ABOUT THE BOOK "PHILOSOPHICAL SEMANTICS"
The idea of writing a book called philosophical semantics I had more than 30 years ago, as I was writing a thesis on Wittgenstein in Germany. In the time, I was exasperated with Kripke’s brilliant but to a great extent implausible views and thinking that Ernst Tugendhat’s analysis of singular predicative statements was not only correct but able to be developed further. According to this analysis, the "sense" of a predicative singular sentence is given by its verification rule, which is applied by the application of the identification rule of the singular term to which is added the application rule of the general term, what constitutes correspondence...
Years later, I had some ideas to improve this view, I wrote some papers regarding aspects of the problem, but in the end, the original project was almost forgotten. In fact, I think some ideas remain unconscious, deciding the paths one follows. Thus, in the last 4 years, I wrote the book, which has now almost 500 pages, for me too, an unexpected, unparalleled work, a kind of patient addition of argumentative ``Darwinian`` accumulation of argumentative evidence.
Although the analysis of the singular statement forms the dorsal spine of the book, its scope is much wider. It begins with a methodological chapter showing why some kind of "Moorean" commonsensical intuitions should not be let down so easily, but normally seeing as points of departure able to be extended by science. This is followed by a "Tugendhatian" reconstructive examination of Wittgenstein’s and Frege’s semantic insights, together with a criticism of Kripke and the new orthodoxy that followed his work.
There is a chapter defending semantic verificationism, showing how wrong were the positivist and post-positivist philosophers in the criticism of their own distorted form of verificationism, different from Wittgenstein's original ideas.

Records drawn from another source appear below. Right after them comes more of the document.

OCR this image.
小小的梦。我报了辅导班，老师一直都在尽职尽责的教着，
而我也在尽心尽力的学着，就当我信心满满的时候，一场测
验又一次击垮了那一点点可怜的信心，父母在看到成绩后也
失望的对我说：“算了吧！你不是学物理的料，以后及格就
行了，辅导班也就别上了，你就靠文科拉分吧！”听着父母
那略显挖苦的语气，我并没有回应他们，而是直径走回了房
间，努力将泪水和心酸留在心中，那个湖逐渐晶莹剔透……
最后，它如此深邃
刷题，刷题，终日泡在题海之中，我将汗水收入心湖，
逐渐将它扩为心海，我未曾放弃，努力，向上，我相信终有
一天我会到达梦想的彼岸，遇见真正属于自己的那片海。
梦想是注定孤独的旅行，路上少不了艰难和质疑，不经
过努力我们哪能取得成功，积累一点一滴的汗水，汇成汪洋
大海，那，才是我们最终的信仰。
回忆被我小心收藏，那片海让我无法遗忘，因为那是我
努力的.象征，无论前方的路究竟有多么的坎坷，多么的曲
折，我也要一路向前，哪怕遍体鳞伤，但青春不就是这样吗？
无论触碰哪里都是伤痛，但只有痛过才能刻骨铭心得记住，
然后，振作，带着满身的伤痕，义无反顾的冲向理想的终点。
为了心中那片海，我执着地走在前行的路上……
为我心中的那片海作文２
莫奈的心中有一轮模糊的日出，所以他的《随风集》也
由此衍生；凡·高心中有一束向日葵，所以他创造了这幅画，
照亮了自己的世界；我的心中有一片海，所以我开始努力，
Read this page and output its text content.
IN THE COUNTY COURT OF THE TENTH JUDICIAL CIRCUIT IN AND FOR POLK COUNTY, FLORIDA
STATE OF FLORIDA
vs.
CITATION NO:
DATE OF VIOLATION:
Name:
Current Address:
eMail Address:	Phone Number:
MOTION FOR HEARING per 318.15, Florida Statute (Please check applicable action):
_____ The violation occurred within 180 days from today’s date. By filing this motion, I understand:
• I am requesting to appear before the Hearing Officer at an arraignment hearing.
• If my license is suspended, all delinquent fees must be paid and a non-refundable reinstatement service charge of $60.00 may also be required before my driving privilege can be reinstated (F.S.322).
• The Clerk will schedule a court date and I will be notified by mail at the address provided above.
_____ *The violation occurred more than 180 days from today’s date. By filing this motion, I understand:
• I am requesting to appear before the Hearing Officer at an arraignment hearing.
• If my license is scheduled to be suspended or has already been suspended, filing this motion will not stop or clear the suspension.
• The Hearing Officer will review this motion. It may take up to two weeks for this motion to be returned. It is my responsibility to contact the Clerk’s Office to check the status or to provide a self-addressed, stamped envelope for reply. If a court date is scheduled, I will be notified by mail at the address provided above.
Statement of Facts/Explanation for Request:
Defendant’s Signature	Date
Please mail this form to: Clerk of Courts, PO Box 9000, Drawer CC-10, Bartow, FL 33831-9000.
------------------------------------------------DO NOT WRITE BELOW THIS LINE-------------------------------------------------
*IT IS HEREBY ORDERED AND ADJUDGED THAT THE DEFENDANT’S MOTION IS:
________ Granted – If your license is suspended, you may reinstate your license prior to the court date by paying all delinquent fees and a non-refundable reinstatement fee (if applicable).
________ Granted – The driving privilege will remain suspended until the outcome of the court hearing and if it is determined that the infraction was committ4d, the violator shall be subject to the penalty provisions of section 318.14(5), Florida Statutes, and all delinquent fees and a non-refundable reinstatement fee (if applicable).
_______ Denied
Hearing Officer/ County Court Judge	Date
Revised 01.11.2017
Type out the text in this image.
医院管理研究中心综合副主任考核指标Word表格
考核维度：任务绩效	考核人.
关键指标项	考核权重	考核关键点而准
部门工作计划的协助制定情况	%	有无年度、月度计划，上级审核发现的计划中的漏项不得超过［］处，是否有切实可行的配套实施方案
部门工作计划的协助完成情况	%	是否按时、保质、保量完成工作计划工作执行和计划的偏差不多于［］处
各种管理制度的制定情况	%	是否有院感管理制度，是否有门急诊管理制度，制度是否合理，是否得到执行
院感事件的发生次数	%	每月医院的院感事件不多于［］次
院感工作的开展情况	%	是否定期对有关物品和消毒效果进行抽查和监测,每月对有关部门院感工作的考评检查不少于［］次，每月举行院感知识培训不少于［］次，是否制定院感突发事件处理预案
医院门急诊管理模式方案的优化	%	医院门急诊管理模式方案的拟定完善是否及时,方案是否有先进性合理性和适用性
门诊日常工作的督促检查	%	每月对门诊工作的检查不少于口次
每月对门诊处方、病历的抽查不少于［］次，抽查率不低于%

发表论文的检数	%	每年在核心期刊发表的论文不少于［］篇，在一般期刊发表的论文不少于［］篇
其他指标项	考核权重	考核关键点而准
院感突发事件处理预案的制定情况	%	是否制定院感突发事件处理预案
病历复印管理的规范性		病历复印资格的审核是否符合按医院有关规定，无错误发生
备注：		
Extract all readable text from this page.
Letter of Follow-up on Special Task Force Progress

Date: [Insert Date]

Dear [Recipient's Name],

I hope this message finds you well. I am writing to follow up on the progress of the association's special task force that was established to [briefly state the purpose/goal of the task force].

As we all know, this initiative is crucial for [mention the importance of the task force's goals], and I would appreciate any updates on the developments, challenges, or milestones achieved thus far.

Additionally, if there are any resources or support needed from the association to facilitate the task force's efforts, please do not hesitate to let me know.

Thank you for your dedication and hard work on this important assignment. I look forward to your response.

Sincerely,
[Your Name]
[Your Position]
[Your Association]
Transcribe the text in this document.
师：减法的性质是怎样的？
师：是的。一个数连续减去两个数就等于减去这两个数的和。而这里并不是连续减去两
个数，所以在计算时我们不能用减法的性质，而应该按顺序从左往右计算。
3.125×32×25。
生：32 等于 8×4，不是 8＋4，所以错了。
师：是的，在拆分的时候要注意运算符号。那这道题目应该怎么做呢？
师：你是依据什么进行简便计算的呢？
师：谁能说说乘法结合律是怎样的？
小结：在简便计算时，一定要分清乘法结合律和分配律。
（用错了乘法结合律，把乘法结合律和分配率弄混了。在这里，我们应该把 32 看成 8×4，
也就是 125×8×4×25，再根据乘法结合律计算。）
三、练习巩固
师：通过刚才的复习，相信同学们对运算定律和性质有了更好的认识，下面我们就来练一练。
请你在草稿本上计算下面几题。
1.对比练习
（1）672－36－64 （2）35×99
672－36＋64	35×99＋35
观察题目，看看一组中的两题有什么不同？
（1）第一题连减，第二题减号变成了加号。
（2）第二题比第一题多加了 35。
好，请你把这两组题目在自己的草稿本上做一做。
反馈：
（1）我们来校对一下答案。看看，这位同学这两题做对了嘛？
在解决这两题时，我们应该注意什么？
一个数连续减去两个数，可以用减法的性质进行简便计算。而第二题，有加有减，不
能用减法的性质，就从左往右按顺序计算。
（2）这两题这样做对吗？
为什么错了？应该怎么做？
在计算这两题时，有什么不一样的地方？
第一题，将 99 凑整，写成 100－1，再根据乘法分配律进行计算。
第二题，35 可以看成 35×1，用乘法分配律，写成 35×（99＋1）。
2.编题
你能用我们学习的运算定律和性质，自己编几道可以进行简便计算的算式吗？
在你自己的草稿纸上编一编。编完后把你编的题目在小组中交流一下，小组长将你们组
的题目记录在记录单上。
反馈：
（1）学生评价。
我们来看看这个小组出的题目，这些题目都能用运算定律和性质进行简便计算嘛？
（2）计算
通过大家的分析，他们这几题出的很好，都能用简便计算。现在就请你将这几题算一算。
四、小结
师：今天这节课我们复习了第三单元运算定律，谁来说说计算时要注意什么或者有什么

After a renewed defense of an ontology of tropes that is incorporated in the book, after a renewed defense of a higher order view of existence (understood as the warranted applicability of conceptual rules), after an (in my view very convincing) defense of facts as truth-makers (showing why Strawson was wrong), and even after an answer to Hume’s problem of induction, the book ends with a full-blooded defense of the correspondence theory of truth that includes coherence as a mechanism to achieve correspondence and extends correspondence to formal sciences. Finally, the analysis of correspondence leads to the problem of perception and even of skepticism are dealt with.
The book is an attempt to reintegrate philosophy, challenging the present mainstream philosophy and the negative sides of the scientistic and fragmented ways philosophy it is presently made. If its ideas are correct, then to a great extent the present philosophy of language is misleading as a research program because the new formalist orthodoxy is scientistic in a reductionist way, failing to consider the issue from a broader perspective.
I think that the things told in the book are not difficult to see when people are looking from the right perspective and in the right way, since it is based on very plausible though often forgotten views. Hence, my job was to select, develop and associate these views in the right way, what in fact demanded to me (a poor, limited mind) some decades.
Since I am an outsider "aspie", living most of the time in Northeast of Brazil and without any chance of being published by great publishers (they refused even to evaluate a strange project written by an unknown researcher coming from nowhere...), I feel myself forced to do something against the possibility that this book disappears without any trace, covered by a mountain of academic writings. For this reason, I was glad to receive positive endorsements made by two German professors, Peter Stemmer and Wolfgang Spohn..
I am very thankful that they spent some time reading the book and I think they did it because the Germans still have an idea of what wide scope systematic philosophy should be.
As I was finishing the book, I was afraid I were ’’spinning’’. It is reassuring to know that if I am insane, I am at least in good company!
My last remark is about the strategy of the book. The first thing to be noted is that there are only a few ideas in the analytic philosophy that are prima facie plausible. Most of them, though sometimes very smart, creative and even relevant to other goals, seems to be more or less implausible. Now, assuming that the few prima facie plausible ideas are indeed the true ones, we can do the following. First, defend and develop them as far as we can. Second, try to see how they can be related to one another, to see how they fit together in the case they really fit together. Surprisingly, it was not very difficult to find these relations, what reinforced my assumption of "consilience". This was the strategy unconsciously applied to the construction of the book. The result was a systematic work with a very broad philosophical scope, whose surprising plausibility is based on its internal coherence. Of course, it was a speculative enterprise, but it seems to be essentially true. Even if the views were all wrong (I do not wish to dismiss any possibility), it would be interesting to understand why they seem to be true.